Qwen3.6 in two configurations: a dense 27 B and a 256-expert MoE with 3 B active per token. Both quantized with the same mlx-optiq pass and parity-or-better against uniform 4-bit on GSM8K.

GSM8K · 200 samples

Model	Original size	mlx-optiq size	Compression	mlx-optiq vs uniform-4
Qwen3.6-27B-OptiQ-4bit	52,989 MB	15,710 MB	3.4×	95.0% vs 94.0% +1.0pp
Qwen3.6-35B-A3B-OptiQ-4bit MoE · 256 experts · 3 B active	68,597 MB	20,146 MB	3.4×	89.5% vs 91.5% −2.0pp

Qwen3.6 getting-started guide →

03 Gemma-4 family

Gemma-4 — Google's instruct series.

Two small dense (e2b, e4b) and two large (26 B-A4B sparse-MoE, 31 B dense). The two largest dramatically benefit from mixed-precision: gemma-4-e4b at uniform 4-bit drops to 23.5% GSM8K — mlx-optiq recovers it to 55.5%.

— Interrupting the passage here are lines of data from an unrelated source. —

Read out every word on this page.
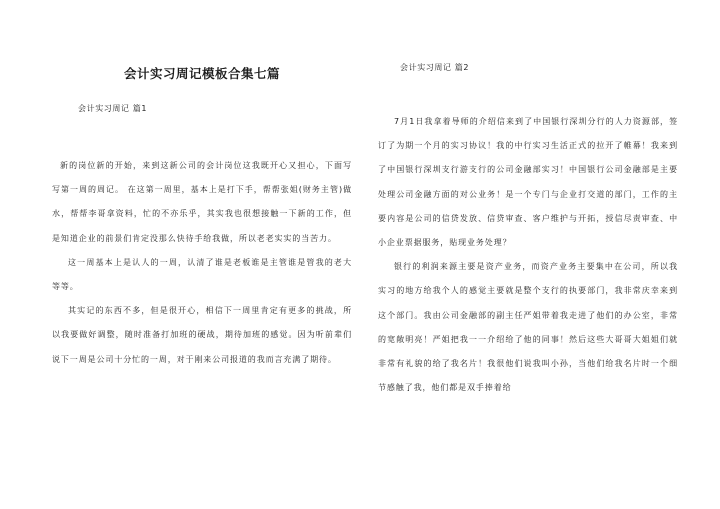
会计实习周记模板合集七篇
会计实习周记 篇1

新的岗位新的开始，来到这新公司的会计岗位这我既开心又担心，下面写写第一周的周记。 在这第一周里，基本上是打下手，帮帮张姐(财务主管)做水，帮帮李哥拿资料，忙的不亦乐乎，其实我也很想接触一下新的工作，但是知道企业的前景们肯定没那么快待手给我做，所以老老实实的当苦力。

这一周基本上是认人的一周，认清了谁是老板谁是主管谁是管我的老大等等。

其实记的东西不多，但是很开心，相信下一周里肯定有更多的挑战，所以我要做好调整，随时准备打加班的硬战，期待加班的感觉。因为听前辈们说下一周是公司十分忙的一周，对于刚来公司报道的我而言充满了期待。

会计实习周记 篇2

7月1日我拿着导师的介绍信来到了中国银行深圳分行的人力资源部，签订了为期一个月的实习协议！我的中行实习生活正式的拉开了帷幕！我来到了中国银行深圳支行游支行的公司金融部实习！中国银行公司金融部是主要处理公司金融方面的对公业务！是一个专门与企业打交道的部门，工作的主要内容是公司的信贷发放、信贷审查、客户维护与开拓，授信尽责审查、中小企业票据服务，贴现业务处理？

银行的利润来源主要是资产业务，而资产业务主要集中在公司，所以我实习的地方给我个人的感觉主要就是整个支行的执要部门，我非常庆幸来到这个部门。我由公司金融部的副主任严姐带着我走进了他们的办公室，非常的宽敞明亮！严姐把我一一介绍给了他的同事！然后这些大哥哥大姐姐们就非常有礼貌的给了我名片！我很他们说我叫小孙，当他们给我名片时一个细节感触了我，他们都是双手捧着给
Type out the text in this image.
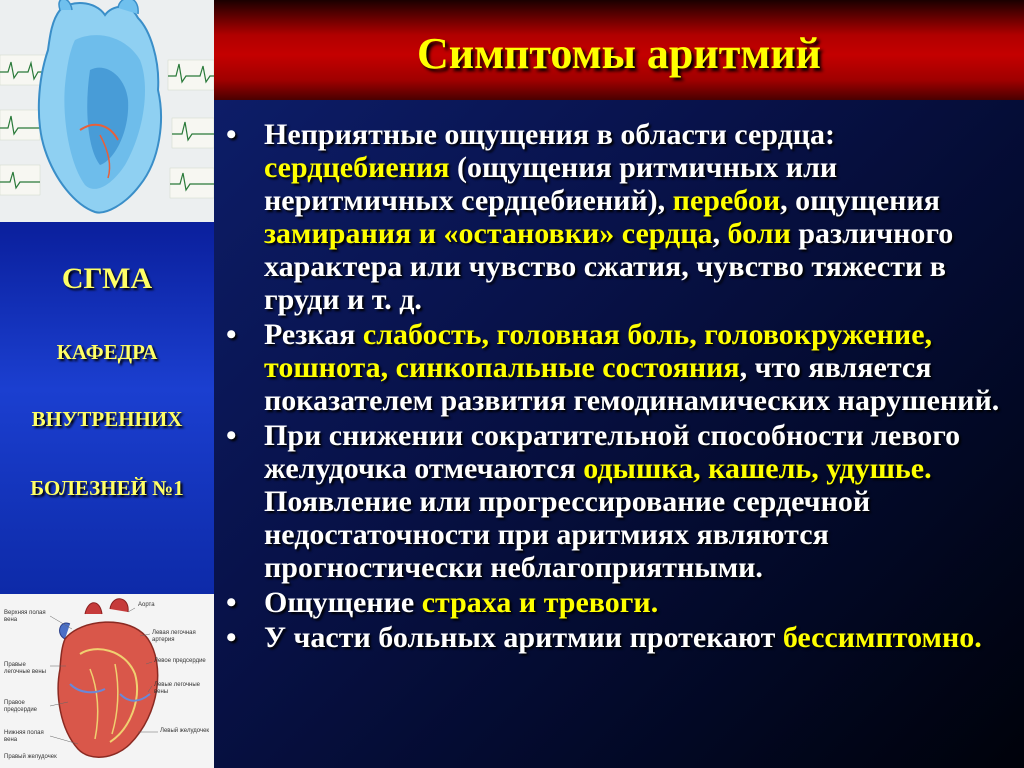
Симптомы аритмий
СГМА
КАФЕДРА
ВНУТРЕННИХ
БОЛЕЗНЕЙ №1
Верхняя полая вена
Правые легочные вены
Правое предсердие
Нижняя полая вена
Правый желудочек
Аорта
Левая легочная артерия
Левое предсердие
Левые легочные вены
Левый желудочек
• Неприятные ощущения в области сердца: сердцебиения (ощущения ритмичных или неритмичных сердцебиений), перебои, ощущения замирания и «остановки» сердца, боли различного характера или чувство сжатия, чувство тяжести в груди и т. д.
• Резкая слабость, головная боль, головокружение, тошнота, синкопальные состояния, что является показателем развития гемодинамических нарушений.
• При снижении сократительной способности левого желудочка отмечаются одышка, кашель, удушье. Появление или прогрессирование сердечной недостаточности при аритмиях являются прогностически неблагоприятными.
• Ощущение страха и тревоги.
• У части больных аритмии протекают бессимптомно.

GSM8K · 200 samples · with chat template

Model	Original size	mlx-optiq size	Compression	mlx-optiq vs uniform-4
gemma-4-e2b-it-OptiQ-4bit	9,772 MB	3,978 MB	2.5×	13.0% vs 5.5% +7.5pp
gemma-4-e4b-it-OptiQ-4bit	15,252 MB	6,028 MB	2.5×	55.5% vs 23.5% +32.0pp
gemma-4-26B-A4B-it-OptiQ-4bit MoE · 4 B active	48,584 MB	14,866 MB	3.4×	94.0% vs 92.0% +2.0pp
gemma-4-31B-it-OptiQ-4bit dense	59,648 MB	18,123 MB	3.3×	96.0% vs 96.0% 0.0pp

Heads up Gemma-4 inference works fine with fp16 KV (stock mlx_lm.server or optiq serve without --kv-config). The mixed-precision KV path currently fails on Gemma-4's shared-KV attention — an upstream mlx-lm limitation we're tracking. Use Qwen3.5 / 3.6 if you specifically need quantized KV.

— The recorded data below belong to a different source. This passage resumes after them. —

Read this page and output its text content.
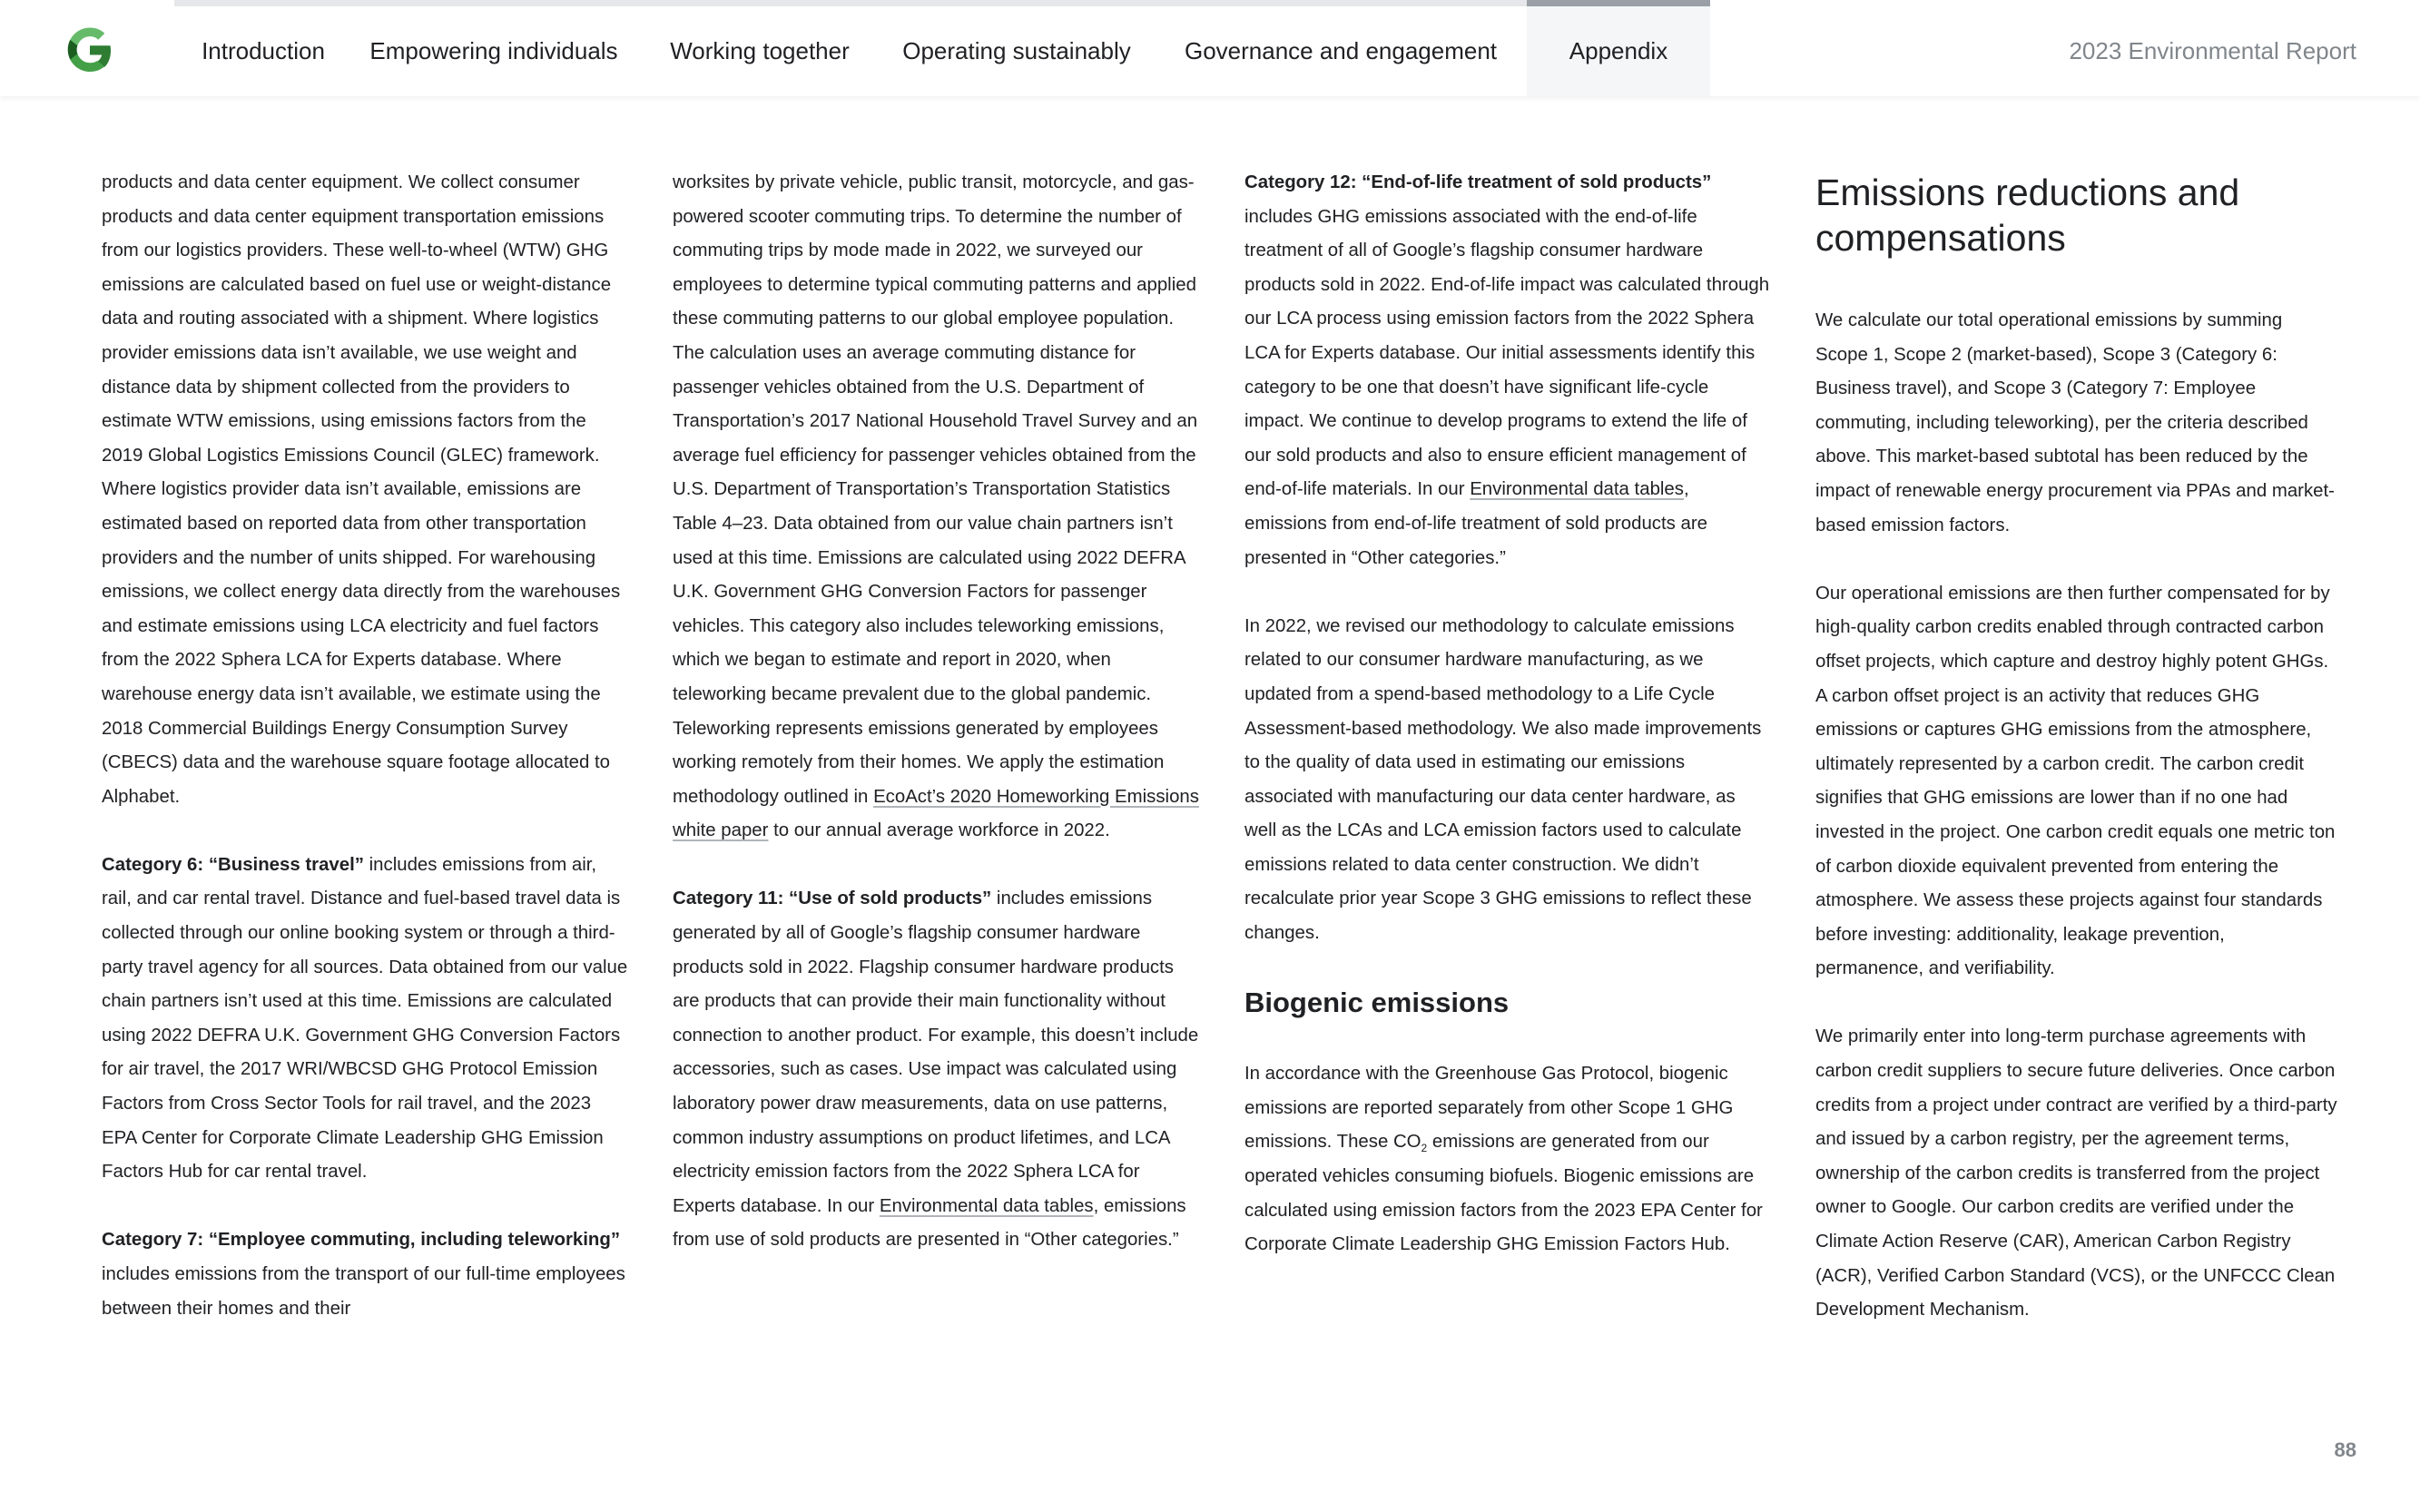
Introduction	Empowering individuals	Working together	Operating sustainably	Governance and engagement	Appendix	2023 Environmental Report

products and data center equipment. We collect consumer products and data center equipment transportation emissions from our logistics providers. These well-to-wheel (WTW) GHG emissions are calculated based on fuel use or weight-distance data and routing associated with a shipment. Where logistics provider emissions data isn’t available, we use weight and distance data by shipment collected from the providers to estimate WTW emissions, using emissions factors from the 2019 Global Logistics Emissions Council (GLEC) framework. Where logistics provider data isn’t available, emissions are estimated based on reported data from other transportation providers and the number of units shipped. For warehousing emissions, we collect energy data directly from the warehouses and estimate emissions using LCA electricity and fuel factors from the 2022 Sphera LCA for Experts database. Where warehouse energy data isn’t available, we estimate using the 2018 Commercial Buildings Energy Consumption Survey (CBECS) data and the warehouse square footage allocated to Alphabet.

Category 6: “Business travel” includes emissions from air, rail, and car rental travel. Distance and fuel-based travel data is collected through our online booking system or through a third-party travel agency for all sources. Data obtained from our value chain partners isn’t used at this time. Emissions are calculated using 2022 DEFRA U.K. Government GHG Conversion Factors for air travel, the 2017 WRI/WBCSD GHG Protocol Emission Factors from Cross Sector Tools for rail travel, and the 2023 EPA Center for Corporate Climate Leadership GHG Emission Factors Hub for car rental travel.

Category 7: “Employee commuting, including teleworking” includes emissions from the transport of our full-time employees between their homes and their

worksites by private vehicle, public transit, motorcycle, and gas-powered scooter commuting trips. To determine the number of commuting trips by mode made in 2022, we surveyed our employees to determine typical commuting patterns and applied these commuting patterns to our global employee population. The calculation uses an average commuting distance for passenger vehicles obtained from the U.S. Department of Transportation’s 2017 National Household Travel Survey and an average fuel efficiency for passenger vehicles obtained from the U.S. Department of Transportation’s Transportation Statistics Table 4–23. Data obtained from our value chain partners isn’t used at this time. Emissions are calculated using 2022 DEFRA U.K. Government GHG Conversion Factors for passenger vehicles. This category also includes teleworking emissions, which we began to estimate and report in 2020, when teleworking became prevalent due to the global pandemic. Teleworking represents emissions generated by employees working remotely from their homes. We apply the estimation methodology outlined in EcoAct’s 2020 Homeworking Emissions white paper to our annual average workforce in 2022.

Category 11: “Use of sold products” includes emissions generated by all of Google’s flagship consumer hardware products sold in 2022. Flagship consumer hardware products are products that can provide their main functionality without connection to another product. For example, this doesn’t include accessories, such as cases. Use impact was calculated using laboratory power draw measurements, data on use patterns, common industry assumptions on product lifetimes, and LCA electricity emission factors from the 2022 Sphera LCA for Experts database. In our Environmental data tables, emissions from use of sold products are presented in “Other categories.”

Category 12: “End-of-life treatment of sold products” includes GHG emissions associated with the end-of-life treatment of all of Google’s flagship consumer hardware products sold in 2022. End-of-life impact was calculated through our LCA process using emission factors from the 2022 Sphera LCA for Experts database. Our initial assessments identify this category to be one that doesn’t have significant life-cycle impact. We continue to develop programs to extend the life of our sold products and also to ensure efficient management of end-of-life materials. In our Environmental data tables, emissions from end-of-life treatment of sold products are presented in “Other categories.”

In 2022, we revised our methodology to calculate emissions related to our consumer hardware manufacturing, as we updated from a spend-based methodology to a Life Cycle Assessment-based methodology. We also made improvements to the quality of data used in estimating our emissions associated with manufacturing our data center hardware, as well as the LCAs and LCA emission factors used to calculate emissions related to data center construction. We didn’t recalculate prior year Scope 3 GHG emissions to reflect these changes.

Biogenic emissions

In accordance with the Greenhouse Gas Protocol, biogenic emissions are reported separately from other Scope 1 GHG emissions. These $CO_2$ emissions are generated from our operated vehicles consuming biofuels. Biogenic emissions are calculated using emission factors from the 2023 EPA Center for Corporate Climate Leadership GHG Emission Factors Hub.

Emissions reductions and compensations

We calculate our total operational emissions by summing Scope 1, Scope 2 (market-based), Scope 3 (Category 6: Business travel), and Scope 3 (Category 7: Employee commuting, including teleworking), per the criteria described above. This market-based subtotal has been reduced by the impact of renewable energy procurement via PPAs and market-based emission factors.

Our operational emissions are then further compensated for by high-quality carbon credits enabled through contracted carbon offset projects, which capture and destroy highly potent GHGs. A carbon offset project is an activity that reduces GHG emissions or captures GHG emissions from the atmosphere, ultimately represented by a carbon credit. The carbon credit signifies that GHG emissions are lower than if no one had invested in the project. One carbon credit equals one metric ton of carbon dioxide equivalent prevented from entering the atmosphere. We assess these projects against four standards before investing: additionality, leakage prevention, permanence, and verifiability.

We primarily enter into long-term purchase agreements with carbon credit suppliers to secure future deliveries. Once carbon credits from a project under contract are verified by a third-party and issued by a carbon registry, per the agreement terms, ownership of the carbon credits is transferred from the project owner to Google. Our carbon credits are verified under the Climate Action Reserve (CAR), American Carbon Registry (ACR), Verified Carbon Standard (VCS), or the UNFCCC Clean Development Mechanism.

88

Gemma-4 getting-started guide →

04 Loading any of them

One snippet. Any model on this page.

All ten quants follow the same load contract. Swap the repo name; the rest stays.

load_any.pypython

from mlx_lm import load, generate

# Pick any of the 10. Stock mlx-lm, no special loader needed.
model, tok = load("mlx-community/Qwen3.6-27B-OptiQ-4bit")

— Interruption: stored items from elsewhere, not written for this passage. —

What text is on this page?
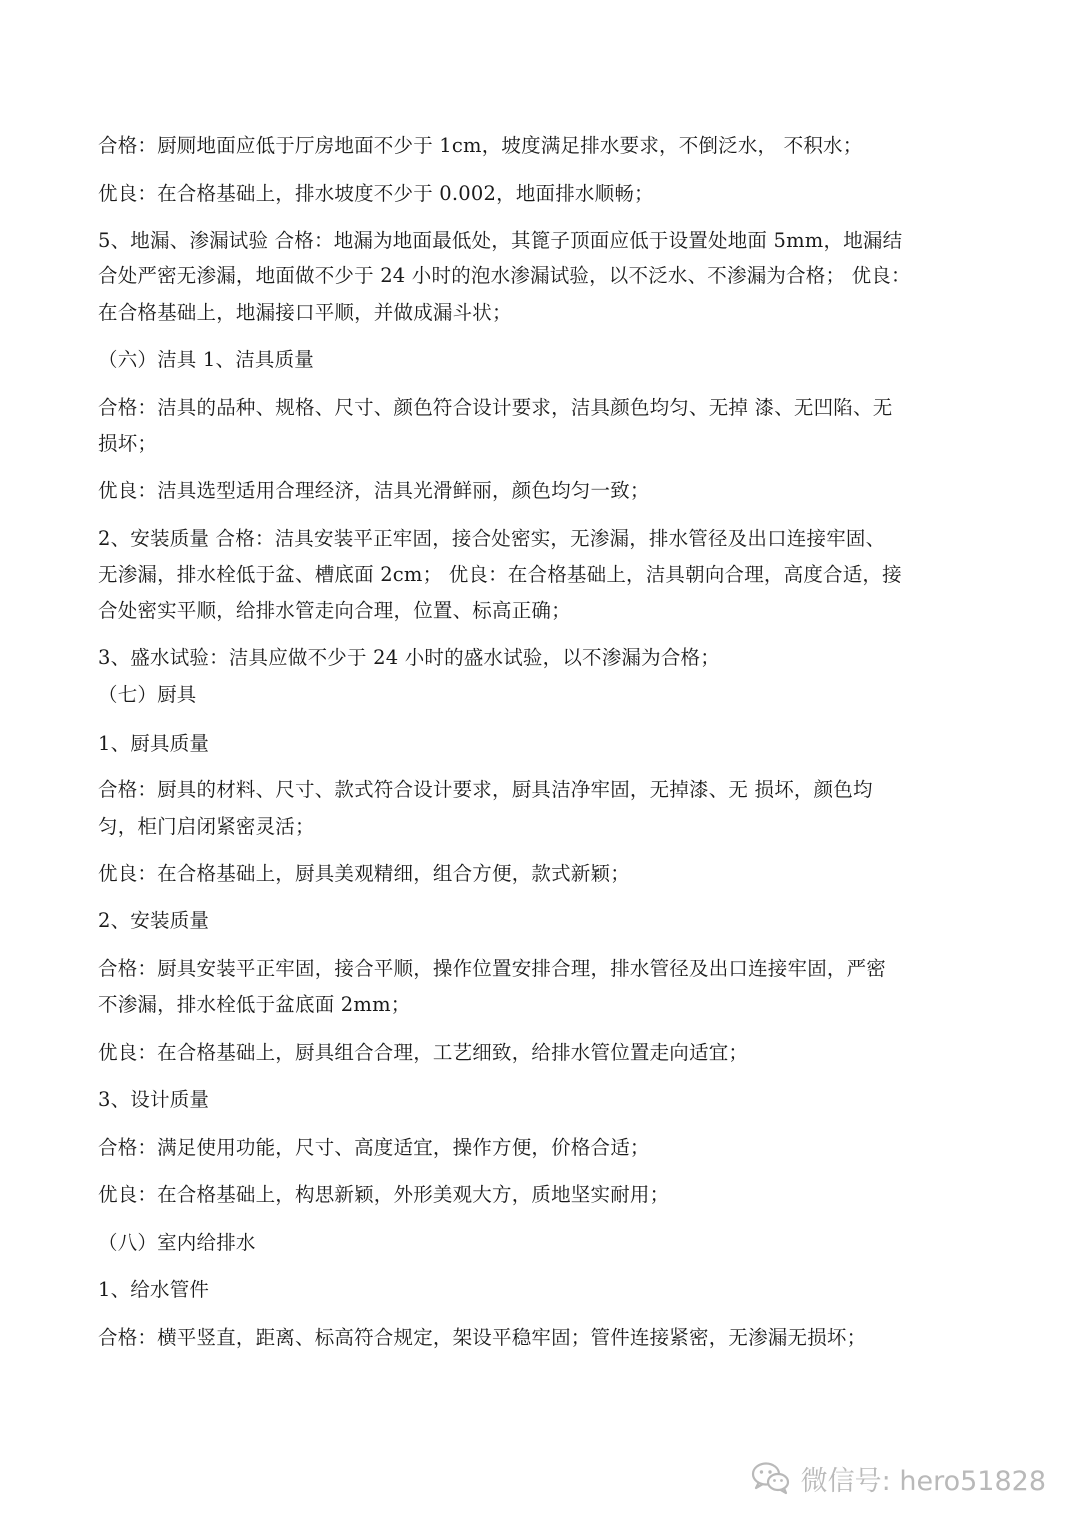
合格：厨厕地面应低于厅房地面不少于 1cm，坡度满足排水要求，不倒泛水， 不积水；
优良：在合格基础上，排水坡度不少于 0.002，地面排水顺畅；
5、地漏、渗漏试验 合格：地漏为地面最低处，其篦子顶面应低于设置处地面 5mm，地漏结
合处严密无渗漏，地面做不少于 24 小时的泡水渗漏试验，以不泛水、不渗漏为合格； 优良：
在合格基础上，地漏接口平顺，并做成漏斗状；
（六）洁具 1、洁具质量
合格：洁具的品种、规格、尺寸、颜色符合设计要求，洁具颜色均匀、无掉 漆、无凹陷、无
损坏；
优良：洁具选型适用合理经济，洁具光滑鲜丽，颜色均匀一致；
2、安装质量 合格：洁具安装平正牢固，接合处密实，无渗漏，排水管径及出口连接牢固、
无渗漏，排水栓低于盆、槽底面 2cm； 优良：在合格基础上，洁具朝向合理，高度合适，接
合处密实平顺，给排水管走向合理，位置、标高正确；
3、盛水试验：洁具应做不少于 24 小时的盛水试验，以不渗漏为合格；
（七）厨具
1、厨具质量
合格：厨具的材料、尺寸、款式符合设计要求，厨具洁净牢固，无掉漆、无 损坏，颜色均
匀，柜门启闭紧密灵活；
优良：在合格基础上，厨具美观精细，组合方便，款式新颖；
2、安装质量
合格：厨具安装平正牢固，接合平顺，操作位置安排合理，排水管径及出口连接牢固，严密
不渗漏，排水栓低于盆底面 2mm；
优良：在合格基础上，厨具组合合理，工艺细致，给排水管位置走向适宜；
3、设计质量
合格：满足使用功能，尺寸、高度适宜，操作方便，价格合适；
优良：在合格基础上，构思新颖，外形美观大方，质地坚实耐用；
（八）室内给排水
1、给水管件
合格：横平竖直，距离、标高符合规定，架设平稳牢固；管件连接紧密，无渗漏无损坏；
微信号: hero51828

prompt = tok.apply_chat_template(
    [{"role": "user", "content": "Explain mixed-precision quantization in 3 sentences."}],
    tokenize=False,
    add_generation_prompt=True,
)
out = generate(model, tok, prompt=prompt, max_tokens=300)
print(out)

Per-family notes Each model family has slightly different recommended sampling defaults and chat templates. See the Qwen3.5, Qwen3.6 and Gemma-4 getting-started guides.